Dugina ist kein unbekanntes Opfer. Die Philosophin und Publizistin war die Tochter des nationalpatriotischen, ultrakonservativen ideologischen Aushängeschilds Alexander Dugin, dessen rechte Hand und Gleichgesinnte. Unter dem Namen Platonowa war sie selbst auf Telegram und bei propagandistischen, rechtsnationalen Medien als Kommentatorin aktiv und hatte in den vergangenen Monaten mit zuweilen monströsen Äusserungen das Existenzrecht der Ukraine infrage gestellt. Der Wagen, den sie lenkte, gehörte ihrem Vater. Er hatte offenbar vom gemeinsam besuchten Festival «Tradizija» ausserhalb Moskaus damit zurückfahren wollen, aber sich dann kurzfristig umbesonnen.

Alexander Dugin als Ziel?

So lässt sich annehmen, dass der Mordanschlag eigentlich Dugin gegolten hatte, einem Mann, der im Westen als «Putins Einflüsterer» überhöht wird, aber ohne Zweifel ein besonders wahrnehmbarer Ideologe des eurasischen Imperialismus, der vom Kreml verfochtenen Vorstellung von Russland als Zentrum einer einzigartigen eurasischen Zivilisation und der daraus folgenden Rechtfertigung von Gewalt und Expansion, ist.

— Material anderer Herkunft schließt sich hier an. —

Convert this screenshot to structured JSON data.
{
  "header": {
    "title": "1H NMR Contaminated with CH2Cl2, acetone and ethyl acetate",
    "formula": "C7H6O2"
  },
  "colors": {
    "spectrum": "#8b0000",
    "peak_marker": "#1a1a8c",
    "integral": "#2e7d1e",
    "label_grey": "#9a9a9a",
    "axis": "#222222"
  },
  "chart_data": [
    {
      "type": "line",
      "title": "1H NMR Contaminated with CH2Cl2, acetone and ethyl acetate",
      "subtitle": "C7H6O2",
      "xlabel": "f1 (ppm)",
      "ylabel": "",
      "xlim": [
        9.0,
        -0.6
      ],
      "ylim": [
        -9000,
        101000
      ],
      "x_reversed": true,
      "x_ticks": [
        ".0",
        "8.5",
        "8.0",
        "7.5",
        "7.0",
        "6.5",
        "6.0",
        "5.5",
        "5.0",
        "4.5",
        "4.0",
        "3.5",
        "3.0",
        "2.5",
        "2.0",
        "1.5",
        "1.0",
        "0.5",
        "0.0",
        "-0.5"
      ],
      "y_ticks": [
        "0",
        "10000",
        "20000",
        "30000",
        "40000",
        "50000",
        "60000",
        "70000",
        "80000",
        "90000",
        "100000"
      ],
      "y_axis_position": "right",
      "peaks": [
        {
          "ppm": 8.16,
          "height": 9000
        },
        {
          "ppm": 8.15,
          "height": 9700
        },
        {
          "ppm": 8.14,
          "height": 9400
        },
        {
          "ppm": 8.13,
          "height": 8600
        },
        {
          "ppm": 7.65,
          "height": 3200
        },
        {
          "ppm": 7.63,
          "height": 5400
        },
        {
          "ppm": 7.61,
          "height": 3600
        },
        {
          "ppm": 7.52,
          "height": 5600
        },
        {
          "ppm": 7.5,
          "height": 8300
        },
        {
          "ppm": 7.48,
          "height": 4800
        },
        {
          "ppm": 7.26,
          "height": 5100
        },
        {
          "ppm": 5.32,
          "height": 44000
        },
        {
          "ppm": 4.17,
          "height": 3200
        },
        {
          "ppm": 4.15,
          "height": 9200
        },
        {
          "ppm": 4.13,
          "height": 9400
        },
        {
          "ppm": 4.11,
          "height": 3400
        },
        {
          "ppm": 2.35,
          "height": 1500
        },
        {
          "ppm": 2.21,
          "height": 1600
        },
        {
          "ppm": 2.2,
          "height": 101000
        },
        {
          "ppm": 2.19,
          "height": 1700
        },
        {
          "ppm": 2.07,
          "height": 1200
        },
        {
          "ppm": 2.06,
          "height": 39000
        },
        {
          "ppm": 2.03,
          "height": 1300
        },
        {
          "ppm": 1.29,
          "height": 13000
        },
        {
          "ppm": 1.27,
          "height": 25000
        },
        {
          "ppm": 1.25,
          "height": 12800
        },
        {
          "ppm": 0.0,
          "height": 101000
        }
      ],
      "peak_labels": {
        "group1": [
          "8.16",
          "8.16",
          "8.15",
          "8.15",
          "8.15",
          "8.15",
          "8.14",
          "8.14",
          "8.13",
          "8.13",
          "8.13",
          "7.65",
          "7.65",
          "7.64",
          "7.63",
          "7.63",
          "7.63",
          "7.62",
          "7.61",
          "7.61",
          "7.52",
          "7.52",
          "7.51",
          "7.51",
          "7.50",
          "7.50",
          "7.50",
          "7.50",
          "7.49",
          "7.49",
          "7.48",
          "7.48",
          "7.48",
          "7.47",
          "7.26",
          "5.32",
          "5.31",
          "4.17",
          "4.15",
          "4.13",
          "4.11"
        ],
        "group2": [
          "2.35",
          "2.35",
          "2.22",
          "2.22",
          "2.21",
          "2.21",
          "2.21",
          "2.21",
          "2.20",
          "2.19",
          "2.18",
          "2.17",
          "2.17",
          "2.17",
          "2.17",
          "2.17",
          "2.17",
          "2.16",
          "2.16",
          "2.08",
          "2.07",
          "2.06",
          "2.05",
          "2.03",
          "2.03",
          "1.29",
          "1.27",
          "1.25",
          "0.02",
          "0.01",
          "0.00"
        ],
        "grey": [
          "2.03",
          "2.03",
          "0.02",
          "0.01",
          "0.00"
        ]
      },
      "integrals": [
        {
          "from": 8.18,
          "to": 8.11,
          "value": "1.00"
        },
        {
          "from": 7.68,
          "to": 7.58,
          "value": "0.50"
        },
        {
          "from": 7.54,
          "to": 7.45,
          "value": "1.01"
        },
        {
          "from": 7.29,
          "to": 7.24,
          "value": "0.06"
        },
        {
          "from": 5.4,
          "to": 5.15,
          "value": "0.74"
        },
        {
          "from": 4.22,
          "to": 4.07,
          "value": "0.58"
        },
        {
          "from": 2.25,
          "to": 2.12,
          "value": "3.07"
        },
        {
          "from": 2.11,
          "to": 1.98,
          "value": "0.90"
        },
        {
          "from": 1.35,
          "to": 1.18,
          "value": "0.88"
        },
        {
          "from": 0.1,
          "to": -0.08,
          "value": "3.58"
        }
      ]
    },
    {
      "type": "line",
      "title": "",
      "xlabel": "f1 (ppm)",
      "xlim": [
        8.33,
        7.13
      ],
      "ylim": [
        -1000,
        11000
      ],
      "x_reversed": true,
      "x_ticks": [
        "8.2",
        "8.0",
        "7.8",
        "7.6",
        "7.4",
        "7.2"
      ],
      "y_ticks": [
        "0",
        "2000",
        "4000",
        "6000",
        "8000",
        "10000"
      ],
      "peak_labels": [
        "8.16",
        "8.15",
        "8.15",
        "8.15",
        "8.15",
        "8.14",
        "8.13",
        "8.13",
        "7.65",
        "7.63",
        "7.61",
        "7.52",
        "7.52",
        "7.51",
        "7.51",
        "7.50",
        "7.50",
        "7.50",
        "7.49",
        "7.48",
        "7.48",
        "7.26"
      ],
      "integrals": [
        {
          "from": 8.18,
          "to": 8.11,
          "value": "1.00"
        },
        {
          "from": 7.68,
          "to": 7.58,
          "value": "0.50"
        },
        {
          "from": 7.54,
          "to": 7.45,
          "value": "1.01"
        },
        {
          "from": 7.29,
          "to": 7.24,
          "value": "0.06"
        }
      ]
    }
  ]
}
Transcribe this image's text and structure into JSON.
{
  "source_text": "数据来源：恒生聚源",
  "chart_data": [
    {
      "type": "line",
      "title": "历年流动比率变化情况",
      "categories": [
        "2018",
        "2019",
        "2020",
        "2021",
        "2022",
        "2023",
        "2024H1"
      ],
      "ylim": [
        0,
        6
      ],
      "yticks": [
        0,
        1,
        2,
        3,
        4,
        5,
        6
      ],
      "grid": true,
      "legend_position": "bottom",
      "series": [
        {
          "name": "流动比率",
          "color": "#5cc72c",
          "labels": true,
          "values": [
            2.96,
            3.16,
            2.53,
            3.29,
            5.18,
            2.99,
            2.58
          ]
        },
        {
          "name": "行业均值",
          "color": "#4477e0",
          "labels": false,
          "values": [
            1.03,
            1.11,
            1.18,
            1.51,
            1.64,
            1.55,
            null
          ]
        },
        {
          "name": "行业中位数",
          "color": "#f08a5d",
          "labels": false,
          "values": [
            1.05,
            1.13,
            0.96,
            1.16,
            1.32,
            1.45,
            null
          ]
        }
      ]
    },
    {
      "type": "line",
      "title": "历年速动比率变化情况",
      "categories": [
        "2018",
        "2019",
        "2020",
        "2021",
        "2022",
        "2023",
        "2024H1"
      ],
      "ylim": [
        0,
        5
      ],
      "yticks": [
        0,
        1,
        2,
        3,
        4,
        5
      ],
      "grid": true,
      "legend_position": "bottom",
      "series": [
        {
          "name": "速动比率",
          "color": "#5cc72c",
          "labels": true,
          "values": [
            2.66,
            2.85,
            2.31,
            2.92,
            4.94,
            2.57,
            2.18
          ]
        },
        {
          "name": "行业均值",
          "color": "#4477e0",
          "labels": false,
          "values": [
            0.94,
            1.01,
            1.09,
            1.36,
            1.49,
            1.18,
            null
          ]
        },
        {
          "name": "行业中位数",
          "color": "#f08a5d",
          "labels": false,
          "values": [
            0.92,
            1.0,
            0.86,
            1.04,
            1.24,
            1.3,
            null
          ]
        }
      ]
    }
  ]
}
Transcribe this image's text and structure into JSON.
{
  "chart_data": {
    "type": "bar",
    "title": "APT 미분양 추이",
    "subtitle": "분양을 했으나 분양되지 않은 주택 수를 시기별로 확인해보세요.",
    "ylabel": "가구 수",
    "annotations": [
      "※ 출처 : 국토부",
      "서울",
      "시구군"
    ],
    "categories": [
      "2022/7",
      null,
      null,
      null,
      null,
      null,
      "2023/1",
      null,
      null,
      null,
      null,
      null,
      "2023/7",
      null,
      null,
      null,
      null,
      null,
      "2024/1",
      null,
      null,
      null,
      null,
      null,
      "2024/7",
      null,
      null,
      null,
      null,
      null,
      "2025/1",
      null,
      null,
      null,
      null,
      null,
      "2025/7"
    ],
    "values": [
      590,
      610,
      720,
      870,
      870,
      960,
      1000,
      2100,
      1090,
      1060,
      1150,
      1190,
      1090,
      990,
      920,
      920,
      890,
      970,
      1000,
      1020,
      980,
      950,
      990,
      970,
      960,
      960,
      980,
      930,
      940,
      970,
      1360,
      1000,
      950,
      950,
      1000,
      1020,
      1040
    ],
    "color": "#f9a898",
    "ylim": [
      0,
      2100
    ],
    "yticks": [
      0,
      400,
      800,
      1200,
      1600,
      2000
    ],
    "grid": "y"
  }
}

Ukraine-Krieg: Tochter von Alexander Dugin in Russland getötet (2)

Das Attentat in einer Gegend am Rande der Hauptstadt, die von den Wohnsitzen höchster Funktionäre nicht weit entfernt ist, richtete sich gegen die geistigen Brandstifter des russischen Angriffs auf die Ukraine. Er zerstört aber – wie die jüngsten Explosionen auf der von Russland besetzten Halbinsel Krim – auch das Gefühl unter Russen, der Krieg sei fern und gehe sie überhaupt nichts an.

Anschläge dieser Art wirken wie ein Bumerang der Verheerung, die Russland über die Ukraine bringt. Sie wecken die Erinnerung an kriminelle Auseinandersetzungen der neunziger Jahre, an Explosionen im Umfeld der Tschetschenienkriege und damit an eine Zeit, die Präsident Putin und seinen Anhängern bis heute als Gegenbild zur dank ihm erreichten «Stabilität» dient.

Fingerzeig nach Kiew

Gross war in den Telegram-Kanälen staatstreuer Medien, von Propagandisten und rechtsnationalen Politikern das Entsetzen über die Tat. Auch besonnenere Stimmen unter diesen zeigten sofort mit dem Finger auf den ukrainischen Geheimdienst als Urheber des Anschlags. Für sie ist das der Beweis für die Gefahr, die von der Ukraine ausgeht.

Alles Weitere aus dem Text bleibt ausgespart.